Producer-director William Wyler’s capable, weepie film of Theodore Dreiser’s novel Sister Carrie boasts one of Laurence Olivier’s most distinguished performances as George Hurstwood, the restaurateur who leaves his wife Julie (Miriam Hopkins) for farm girl turned actress Carrie Meeber (Jennifer Jones).
The edge of Dreiser’s pointed turn-of-the-19th-century story is blunted, and the film marred by the Paramount studio-required elisions in essential scenes, and by actors working in the shadow of Olivier.
But it is a fine portrait of doomed love, well written by Ruth Goetz and Augustus Goetz, and a beautiful film too, thanks to Victor Milner’s black and white cinematography (though Technicolor would have been welcome) and the splendid art direction by Hal Pereira and Roland Anderson.

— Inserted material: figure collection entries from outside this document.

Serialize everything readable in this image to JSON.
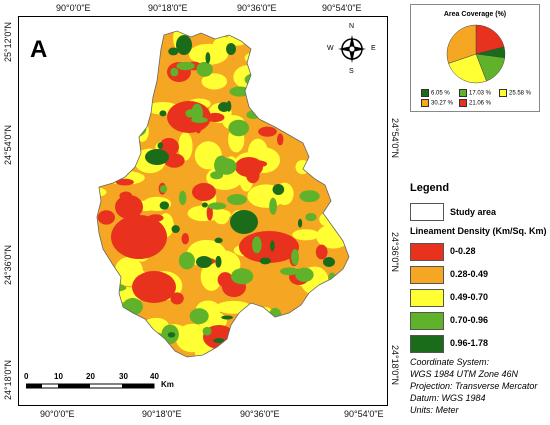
{
  "panel_label": "A",
  "lon_ticks": [
    "90°0'0\"E",
    "90°18'0\"E",
    "90°36'0\"E",
    "90°54'0\"E"
  ],
  "lat_ticks": [
    "25°12'0\"N",
    "24°54'0\"N",
    "24°36'0\"N",
    "24°18'0\"N"
  ],
  "north_arrow": {
    "n": "N",
    "s": "S",
    "e": "E",
    "w": "W"
  },
  "pie": {
    "title": "Area Coverage (%)",
    "slices": [
      {
        "label": "6.05 %",
        "value": 6.05,
        "color": "#1a6b1a"
      },
      {
        "label": "17.03 %",
        "value": 17.03,
        "color": "#5fb22a"
      },
      {
        "label": "25.58 %",
        "value": 25.58,
        "color": "#ffff33"
      },
      {
        "label": "30.27 %",
        "value": 30.27,
        "color": "#f5a623"
      },
      {
        "label": "21.06 %",
        "value": 21.06,
        "color": "#e8321e"
      }
    ]
  },
  "legend": {
    "title": "Legend",
    "study_area": "Study area",
    "density_title": "Lineament Density (Km/Sq. Km)",
    "classes": [
      {
        "label": "0-0.28",
        "color": "#e8321e"
      },
      {
        "label": "0.28-0.49",
        "color": "#f5a623"
      },
      {
        "label": "0.49-0.70",
        "color": "#ffff33"
      },
      {
        "label": "0.70-0.96",
        "color": "#5fb22a"
      },
      {
        "label": "0.96-1.78",
        "color": "#1a6b1a"
      }
    ]
  },
  "coord_info": [
    "Coordinate System:",
    "WGS 1984 UTM Zone 46N",
    "Projection: Transverse Mercator",
    "Datum: WGS 1984",
    "Units: Meter"
  ],
  "scale": {
    "labels": [
      "0",
      "10",
      "20",
      "30",
      "40"
    ],
    "unit": "Km"
  }
}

Also in the cast are Eddie Albert, Basil Ruysdael, Ray Teal, Barry Kelley, Mary Murphy, William Reynolds, Sara Berner, Walter Baldwin, Harry Hayden, Dorothy Adams, Jacqueline DeWit, Melinda Plowman, Lester Sharpe, Don Beddoe, Royal Dano, James Flavin, Harlan Briggs and Ralph Sanford.
Paramount called it plain Carrie fearing audiences would think original title Sister Carrie was the story of a nun.